Совсем скоро Эмма забыла про свою открытку и про этот разговор с отцом. Но через двадцать три года она вспомнила эту ситуацию во время сеанса психоанализа.
* * *В то утро Эмма договорилась со своим бойфрендом Марком встретиться в кофейне, но опоздала. Вскоре после ее прихода у них разгорелся спор о взаимоотношениях Эммы с ее подругой Фиби. Марк настаивал, что Эмме надо прекратить видеться с Фиби, потому что после общения с ней Эмма начинает хуже относиться к себе самой.
– Марк не понимает, почему она мне нравится, – сказала Эмма мне позднее. – Он говорит, что я после встреч с Фиби всегда возвращаюсь печальная и расстроенная.
– А это так? – спросил я.
– Марк говорит, что так.
– Я не спрашиваю, что вы чувствуете по словам Марка. Мы с вами пытаемся разобраться, что вы чувствуете на самом деле.
– Но он должен быть прав… Зачем ему врать?
Именно в этот момент, не получив от меня моментального ответа, она и вспомнила про мисс Кинг.
Я занимался лечением Эммы уже почти год. Изначально она пришла ко мне, потому что впала в острую депрессию, начав работать над диссертацией. Ей прописали антидепрессанты.
Ее психиатр попросил принять ее после того, как она рассказала ему, что страстно хочет с кем-то поговорить – «проломиться через стену, не дающую нормально жить».

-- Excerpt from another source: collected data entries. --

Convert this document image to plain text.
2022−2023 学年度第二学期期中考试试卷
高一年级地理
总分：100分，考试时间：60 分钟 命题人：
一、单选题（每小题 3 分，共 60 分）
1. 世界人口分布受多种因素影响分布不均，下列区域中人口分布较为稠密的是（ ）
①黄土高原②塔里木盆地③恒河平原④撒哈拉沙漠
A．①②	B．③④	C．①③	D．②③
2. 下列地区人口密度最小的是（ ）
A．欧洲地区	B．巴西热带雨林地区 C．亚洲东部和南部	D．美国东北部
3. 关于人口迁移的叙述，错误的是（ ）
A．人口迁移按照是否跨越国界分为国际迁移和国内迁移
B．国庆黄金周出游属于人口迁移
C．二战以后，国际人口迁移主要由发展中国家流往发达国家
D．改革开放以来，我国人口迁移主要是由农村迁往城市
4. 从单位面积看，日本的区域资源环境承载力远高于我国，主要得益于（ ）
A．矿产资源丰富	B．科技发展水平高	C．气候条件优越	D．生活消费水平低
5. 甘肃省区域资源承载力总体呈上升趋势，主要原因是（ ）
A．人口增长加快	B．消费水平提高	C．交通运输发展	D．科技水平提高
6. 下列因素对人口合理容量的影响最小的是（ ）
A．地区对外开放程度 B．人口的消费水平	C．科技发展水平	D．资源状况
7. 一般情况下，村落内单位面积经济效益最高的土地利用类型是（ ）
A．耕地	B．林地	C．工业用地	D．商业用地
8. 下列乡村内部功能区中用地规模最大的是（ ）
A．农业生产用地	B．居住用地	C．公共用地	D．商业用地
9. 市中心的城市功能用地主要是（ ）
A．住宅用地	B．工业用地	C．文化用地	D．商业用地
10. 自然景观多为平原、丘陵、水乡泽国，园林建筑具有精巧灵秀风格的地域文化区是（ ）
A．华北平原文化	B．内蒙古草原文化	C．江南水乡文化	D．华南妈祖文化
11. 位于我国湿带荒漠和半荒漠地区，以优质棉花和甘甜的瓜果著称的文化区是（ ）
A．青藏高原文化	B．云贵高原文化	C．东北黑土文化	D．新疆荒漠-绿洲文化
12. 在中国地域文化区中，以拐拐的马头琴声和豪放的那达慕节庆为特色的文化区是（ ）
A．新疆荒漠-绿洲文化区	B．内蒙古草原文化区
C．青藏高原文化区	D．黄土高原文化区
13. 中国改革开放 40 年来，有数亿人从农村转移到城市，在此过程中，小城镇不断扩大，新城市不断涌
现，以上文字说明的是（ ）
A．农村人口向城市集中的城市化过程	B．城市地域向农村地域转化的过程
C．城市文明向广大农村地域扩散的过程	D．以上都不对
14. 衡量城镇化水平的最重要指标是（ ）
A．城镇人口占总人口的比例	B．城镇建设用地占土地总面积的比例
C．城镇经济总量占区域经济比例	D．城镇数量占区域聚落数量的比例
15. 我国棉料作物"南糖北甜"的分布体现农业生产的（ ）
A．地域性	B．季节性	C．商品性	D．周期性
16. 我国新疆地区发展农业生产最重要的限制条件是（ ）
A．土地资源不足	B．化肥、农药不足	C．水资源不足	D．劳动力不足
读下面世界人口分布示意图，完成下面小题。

Во время первых сеансов Эмма говорила, что у нее было вполне нормальное, счастливое детство. Но в последующие месяцы постепенно начала вырисовываться совсем другая картина. Отец Эммы много работал и часто отсутствовал дома, мать была женщиной закомплексованной и неуверенной в себе. Родители часто ссорились.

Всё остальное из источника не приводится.